De werkgever is verplicht het salaris van een werknemer tijdens diens arbeidsongeschiktheid door te betalen. De verplichting het loon door te betalen geldt gedurende de eerste 104 weken van arbeidsongeschiktheid.
De vraag in een procedure in kort geding was op welke omvang het dienstverband moest worden bepaald bij een werknemer aan wie het tijdelijk was toegestaan minder uren te werken. Volgens de arbeidsovereenkomst waren partijen een 40-urige werkweek overeengekomen. Het was de werknemer tot 1 januari 2021 toegestaan 32 uur per week te werken. Daarna zou hij 40 uur gaan werken. Vanaf 31 augustus 2020 is de werknemer arbeidsongeschikt. De werkgever betaalde ook na 1 januari 2021 het loon door op basis van een 32-urige werkweek.
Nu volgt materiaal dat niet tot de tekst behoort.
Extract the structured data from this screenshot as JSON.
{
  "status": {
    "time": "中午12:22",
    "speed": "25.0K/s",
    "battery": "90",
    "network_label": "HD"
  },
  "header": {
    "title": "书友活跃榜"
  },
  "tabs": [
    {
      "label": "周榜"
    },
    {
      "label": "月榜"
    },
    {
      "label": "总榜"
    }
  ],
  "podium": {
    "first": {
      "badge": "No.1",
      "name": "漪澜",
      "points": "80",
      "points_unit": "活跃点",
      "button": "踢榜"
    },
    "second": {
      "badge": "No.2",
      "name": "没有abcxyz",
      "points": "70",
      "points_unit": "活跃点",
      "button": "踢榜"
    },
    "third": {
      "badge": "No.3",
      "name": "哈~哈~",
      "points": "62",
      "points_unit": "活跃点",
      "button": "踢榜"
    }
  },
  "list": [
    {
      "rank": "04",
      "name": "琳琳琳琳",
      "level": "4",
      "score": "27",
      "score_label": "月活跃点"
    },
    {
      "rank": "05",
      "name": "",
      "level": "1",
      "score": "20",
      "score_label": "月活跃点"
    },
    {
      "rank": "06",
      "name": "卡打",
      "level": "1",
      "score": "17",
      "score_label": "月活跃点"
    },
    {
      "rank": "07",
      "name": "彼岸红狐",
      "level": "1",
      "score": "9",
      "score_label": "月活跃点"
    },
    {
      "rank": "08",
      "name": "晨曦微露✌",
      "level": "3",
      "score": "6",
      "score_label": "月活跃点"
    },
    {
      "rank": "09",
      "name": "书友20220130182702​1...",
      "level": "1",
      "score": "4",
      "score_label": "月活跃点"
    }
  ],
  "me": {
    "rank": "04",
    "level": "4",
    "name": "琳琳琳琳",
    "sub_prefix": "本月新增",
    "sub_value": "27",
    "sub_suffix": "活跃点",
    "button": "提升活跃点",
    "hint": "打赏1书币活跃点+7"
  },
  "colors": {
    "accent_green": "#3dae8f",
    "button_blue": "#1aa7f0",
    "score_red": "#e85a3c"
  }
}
Volgens de kantonrechter heeft de werknemer vanaf 1 januari echter recht op doorbetaling op basis van een 40-urige werkweek.
Het betoog van de werkgever dat de arbeidsovereenkomst voor 32 uur per week is aangegaan en dat hij het recht heeft om van de werknemer een 40-urige werkweek te verlangen sneed geen hout.